U.S.A. On April 23, 2010 Arizona Governor Jan Brewer signed Arizona’s Senate Bill 1070, also known as the “Support Our Law Enforcement and Safe Neighborhoods Act”, into law. Almost immediately after this, SB 1070 soared to the center of the American media and political consciousness. SB 1070 received criticism both nationally and internationally for its ruthless anti-immigration content as well as alleged discrimination against Latino/Hispanic American citizens.

Arizona’s SB 1070 immediately became controversial because it gave law enforcement the power to stop and question individuals based on only personal assumptions on a person’s citizenship status. This forced an individual “to prove” his or her citizenship to law enforcement. Critics held that this opened the door to racial profiling and police harassment of American citizens of Latino/Hispanic descent. The law also introduced harsher penalties against those found to be in the United States illegally and against those who were found to be assisting in harboring, sheltering, and hiring undocumented persons. The law spurred similar proposed laws in other states authorizing law enforcers to profile, stop, and harass people perceived to be “foreign”.

The reasons given for implementing SB 1070 into legislation were the usual conservative monikers for persecuting undocumented persons, such as the protection of American jobs, lowering crime rates, preventing drug trafficking, and averting the exhaustion of government services on people living in the country illegally. Whether or not these reasons are legitimate, other more corporate incentives to implement this law were not promoted to the Arizona and American public to gain support for the measure. Some of the biggest proponents of Arizona’s SB 1070 and any other anti-immigration measures which could potentially land some “illegals” in jail are private prison contractors and lobbyists. This includes a man named Chuck Coughlin who served as Arizona Governor Jan Brewer’s campaign manager and policy advisor. Coughlin also happens to be a head lobbyist for Corrections Corporation of America- the largest private for-profit prison contractor in the United States. A host of other corporate sponsors including Jan Brewer’s spokesman Paul Senseman (also a lobbyist for a private prison corporation), private prison investors/contractors/lobbyists, and corporate linked politicians were also found to be behind Arizona’s SB 1070.

According to Corrections Corporation of America reports reviewed by NPR, executives believe immigrant detention is their next big market. Last year, they wrote that they expect to bring in “a significant portion of our revenues” from Immigration and Customs Enforcement, the agency that detains illegal immigrants.

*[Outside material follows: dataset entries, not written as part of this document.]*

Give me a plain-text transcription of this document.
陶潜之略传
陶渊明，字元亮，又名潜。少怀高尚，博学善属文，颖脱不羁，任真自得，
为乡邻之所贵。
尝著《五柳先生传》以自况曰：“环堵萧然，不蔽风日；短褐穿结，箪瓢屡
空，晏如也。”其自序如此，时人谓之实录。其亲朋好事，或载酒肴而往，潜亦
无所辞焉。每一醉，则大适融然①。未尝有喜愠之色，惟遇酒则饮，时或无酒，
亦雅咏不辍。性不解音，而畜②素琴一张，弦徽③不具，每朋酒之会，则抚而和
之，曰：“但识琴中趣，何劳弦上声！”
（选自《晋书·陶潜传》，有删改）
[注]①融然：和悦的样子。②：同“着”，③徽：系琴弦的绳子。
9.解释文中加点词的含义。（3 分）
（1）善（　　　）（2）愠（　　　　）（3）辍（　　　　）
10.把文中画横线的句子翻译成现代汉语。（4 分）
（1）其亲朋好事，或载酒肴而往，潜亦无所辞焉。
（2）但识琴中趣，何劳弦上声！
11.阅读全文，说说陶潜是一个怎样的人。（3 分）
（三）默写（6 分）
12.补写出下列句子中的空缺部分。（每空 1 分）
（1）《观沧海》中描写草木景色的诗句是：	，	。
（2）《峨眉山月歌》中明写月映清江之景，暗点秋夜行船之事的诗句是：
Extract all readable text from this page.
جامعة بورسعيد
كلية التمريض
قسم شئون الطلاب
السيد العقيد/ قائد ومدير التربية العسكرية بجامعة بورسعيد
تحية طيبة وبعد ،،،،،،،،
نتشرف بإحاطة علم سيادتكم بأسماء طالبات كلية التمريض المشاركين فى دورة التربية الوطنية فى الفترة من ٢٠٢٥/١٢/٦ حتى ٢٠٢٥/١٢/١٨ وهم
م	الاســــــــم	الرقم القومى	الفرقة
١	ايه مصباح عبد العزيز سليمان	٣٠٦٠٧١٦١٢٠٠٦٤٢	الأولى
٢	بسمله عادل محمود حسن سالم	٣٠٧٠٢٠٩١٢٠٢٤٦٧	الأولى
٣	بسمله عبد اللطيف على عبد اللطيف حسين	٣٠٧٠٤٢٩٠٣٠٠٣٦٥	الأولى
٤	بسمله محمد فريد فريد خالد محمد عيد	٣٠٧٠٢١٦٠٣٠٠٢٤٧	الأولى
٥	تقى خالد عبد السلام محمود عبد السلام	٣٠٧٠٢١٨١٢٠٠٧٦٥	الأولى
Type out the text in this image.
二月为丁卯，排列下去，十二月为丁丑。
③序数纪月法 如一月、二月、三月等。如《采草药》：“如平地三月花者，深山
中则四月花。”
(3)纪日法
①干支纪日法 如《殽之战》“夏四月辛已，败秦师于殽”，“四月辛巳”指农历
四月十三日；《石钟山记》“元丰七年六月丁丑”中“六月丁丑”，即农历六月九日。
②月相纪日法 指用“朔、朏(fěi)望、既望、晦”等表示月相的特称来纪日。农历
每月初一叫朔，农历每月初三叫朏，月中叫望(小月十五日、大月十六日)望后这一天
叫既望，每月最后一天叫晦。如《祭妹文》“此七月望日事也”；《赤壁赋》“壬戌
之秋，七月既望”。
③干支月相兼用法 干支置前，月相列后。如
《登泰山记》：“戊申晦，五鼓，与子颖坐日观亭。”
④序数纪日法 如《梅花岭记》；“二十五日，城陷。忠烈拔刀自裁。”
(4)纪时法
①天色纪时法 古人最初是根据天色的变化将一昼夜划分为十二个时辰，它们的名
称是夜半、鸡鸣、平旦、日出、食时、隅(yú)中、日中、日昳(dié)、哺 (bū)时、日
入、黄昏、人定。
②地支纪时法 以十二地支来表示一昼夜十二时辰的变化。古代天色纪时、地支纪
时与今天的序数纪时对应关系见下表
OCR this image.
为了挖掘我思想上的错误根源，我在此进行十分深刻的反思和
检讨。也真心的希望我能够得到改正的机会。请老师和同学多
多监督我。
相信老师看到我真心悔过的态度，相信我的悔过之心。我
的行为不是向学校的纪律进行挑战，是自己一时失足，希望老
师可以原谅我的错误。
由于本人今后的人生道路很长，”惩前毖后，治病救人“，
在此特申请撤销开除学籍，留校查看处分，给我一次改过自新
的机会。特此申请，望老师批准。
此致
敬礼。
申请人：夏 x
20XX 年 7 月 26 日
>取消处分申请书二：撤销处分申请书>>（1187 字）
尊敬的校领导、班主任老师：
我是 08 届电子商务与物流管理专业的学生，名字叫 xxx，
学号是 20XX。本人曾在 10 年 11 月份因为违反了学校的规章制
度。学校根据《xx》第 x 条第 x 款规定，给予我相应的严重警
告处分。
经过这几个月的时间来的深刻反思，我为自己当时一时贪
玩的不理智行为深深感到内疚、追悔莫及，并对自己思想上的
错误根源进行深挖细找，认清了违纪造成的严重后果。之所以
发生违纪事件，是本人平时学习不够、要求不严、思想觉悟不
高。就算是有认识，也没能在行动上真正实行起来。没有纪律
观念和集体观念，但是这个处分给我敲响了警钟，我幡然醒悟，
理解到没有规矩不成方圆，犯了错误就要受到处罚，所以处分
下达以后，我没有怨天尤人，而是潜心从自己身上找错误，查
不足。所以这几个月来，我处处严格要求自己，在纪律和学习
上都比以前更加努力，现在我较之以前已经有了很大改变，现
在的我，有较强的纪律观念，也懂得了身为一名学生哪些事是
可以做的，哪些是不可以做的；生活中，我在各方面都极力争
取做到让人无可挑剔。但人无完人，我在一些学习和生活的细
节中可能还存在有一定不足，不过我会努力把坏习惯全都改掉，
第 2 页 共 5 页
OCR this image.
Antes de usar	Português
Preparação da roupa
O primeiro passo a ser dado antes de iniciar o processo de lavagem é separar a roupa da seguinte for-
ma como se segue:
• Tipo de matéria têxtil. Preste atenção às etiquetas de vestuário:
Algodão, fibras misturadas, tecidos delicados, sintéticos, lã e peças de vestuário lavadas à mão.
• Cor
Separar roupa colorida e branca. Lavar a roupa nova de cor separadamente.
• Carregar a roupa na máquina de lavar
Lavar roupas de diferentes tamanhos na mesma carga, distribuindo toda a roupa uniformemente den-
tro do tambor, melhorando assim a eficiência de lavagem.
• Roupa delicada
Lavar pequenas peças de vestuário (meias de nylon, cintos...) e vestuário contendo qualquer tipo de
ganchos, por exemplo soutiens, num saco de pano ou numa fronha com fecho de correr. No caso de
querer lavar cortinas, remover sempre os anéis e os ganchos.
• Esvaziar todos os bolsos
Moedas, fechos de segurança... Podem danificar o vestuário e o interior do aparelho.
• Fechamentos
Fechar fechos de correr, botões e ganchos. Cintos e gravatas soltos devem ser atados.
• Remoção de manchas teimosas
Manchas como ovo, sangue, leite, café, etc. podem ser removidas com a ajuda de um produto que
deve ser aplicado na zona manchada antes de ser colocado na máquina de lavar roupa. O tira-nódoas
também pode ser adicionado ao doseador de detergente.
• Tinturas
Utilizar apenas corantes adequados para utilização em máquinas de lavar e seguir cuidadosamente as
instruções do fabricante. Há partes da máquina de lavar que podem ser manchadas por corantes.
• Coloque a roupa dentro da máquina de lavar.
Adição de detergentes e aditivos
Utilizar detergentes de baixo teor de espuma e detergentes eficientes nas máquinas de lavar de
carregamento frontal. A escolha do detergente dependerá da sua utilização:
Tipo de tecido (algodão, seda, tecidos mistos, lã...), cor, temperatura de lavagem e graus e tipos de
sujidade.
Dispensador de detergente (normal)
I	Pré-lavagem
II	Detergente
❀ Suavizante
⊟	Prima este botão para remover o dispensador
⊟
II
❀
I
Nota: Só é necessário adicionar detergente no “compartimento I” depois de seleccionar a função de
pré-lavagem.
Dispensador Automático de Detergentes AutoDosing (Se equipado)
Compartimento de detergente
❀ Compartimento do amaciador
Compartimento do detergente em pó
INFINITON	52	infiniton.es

Arizona’s SB 1070, in essence, is an exploitative act of legislation that allows private prisons in Arizona to arrest, imprison, and detain undocumented persons to keep their prison facilities full. Private prisons earn money from the state based on how many prisoners inhabit their facilities so an opportunity to exploit undocumented persons who have no rights or power in politics or the law is the perfect way to stay in business and expand revenues. While the SB 1070 act is a genius business ploy it is also a discriminatory, abusive, and unethical piece of legislation that allows humans beings to be imprisoned as “cash cows” for prison corporations in the state of Arizona.